When I got to "Tea Set or Similar Pretending Toys," my diplomatic mother paused and delicately posed the question, "Now, are you sure you are good with her having a tea set or, er, a pretend kitchen stove, or things like that?"
This brought me up short. Well, of course little He'en could play with a tea set! But then I realized that this question was justifiably loaded. I had been quite a stinker about waving the Women Can Do Anything banner in my teens and twenties. I also probably had been quite a stinker during the same timeframe about my mother's choice to be a stay-at-home-mom.

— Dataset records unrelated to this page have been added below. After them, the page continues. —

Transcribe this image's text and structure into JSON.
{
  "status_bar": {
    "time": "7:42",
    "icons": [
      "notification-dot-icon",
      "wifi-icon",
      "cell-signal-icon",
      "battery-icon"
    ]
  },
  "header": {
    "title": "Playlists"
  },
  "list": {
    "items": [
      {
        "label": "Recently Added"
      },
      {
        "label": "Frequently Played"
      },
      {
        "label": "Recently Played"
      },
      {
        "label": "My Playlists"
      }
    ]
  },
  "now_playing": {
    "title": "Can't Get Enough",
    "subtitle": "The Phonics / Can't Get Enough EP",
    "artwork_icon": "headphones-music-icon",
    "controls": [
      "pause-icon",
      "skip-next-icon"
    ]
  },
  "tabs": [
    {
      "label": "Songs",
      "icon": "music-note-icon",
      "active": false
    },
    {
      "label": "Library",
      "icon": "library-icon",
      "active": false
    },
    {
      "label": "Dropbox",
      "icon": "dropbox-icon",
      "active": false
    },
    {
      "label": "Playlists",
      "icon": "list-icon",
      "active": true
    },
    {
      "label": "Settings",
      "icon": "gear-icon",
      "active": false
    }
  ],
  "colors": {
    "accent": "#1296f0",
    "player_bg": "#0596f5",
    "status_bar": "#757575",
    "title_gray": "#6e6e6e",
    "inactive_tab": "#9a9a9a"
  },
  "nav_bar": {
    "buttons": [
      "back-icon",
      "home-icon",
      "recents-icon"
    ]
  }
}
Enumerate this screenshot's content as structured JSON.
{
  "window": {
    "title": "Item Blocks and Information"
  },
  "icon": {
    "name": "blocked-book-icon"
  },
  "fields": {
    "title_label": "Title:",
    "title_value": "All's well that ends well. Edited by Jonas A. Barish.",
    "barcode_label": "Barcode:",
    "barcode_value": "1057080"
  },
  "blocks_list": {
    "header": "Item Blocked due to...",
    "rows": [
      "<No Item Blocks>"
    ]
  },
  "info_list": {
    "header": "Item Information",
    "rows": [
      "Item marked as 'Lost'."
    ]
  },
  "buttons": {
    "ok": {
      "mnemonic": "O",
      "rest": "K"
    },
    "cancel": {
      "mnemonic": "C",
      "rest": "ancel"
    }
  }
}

Now that I've checked out of the rat race to spend my own days cutting sandwiches into triangles and stringing Cheerios onto necklaces, I have a completely different perspective . . . and here proffer public apology to my mother, who was a terrific SAHM.
So I mused over her question and concluded that, yes, I was OK with He'en playing with a tea set. After all, as I told Mom, I spent nearly ten years playing with my Little Lawyer Activity Kit and found it sadly wanting:
One (1) law diploma
One (1) bar admission card
One (1) very heavy desk
Forty-two (42) partially-written letters, briefs, and motions
Two (2) computers
For all this, you pay only $140,000. Expansion items in the same set, sold separately, include:
Crazy Opposing Counsel Talking Doll: threatens sanctions when you pull a string in its back!
Grumpy Judge Action Figure: lifts and lowers a magazine during hearings and repeats, "Denied."
Assorted Business Cards
I know every generation needs to find its own way. But since I've been asked my opinion, I'll say, for the love of God, yes, please buy my daughter a tea set.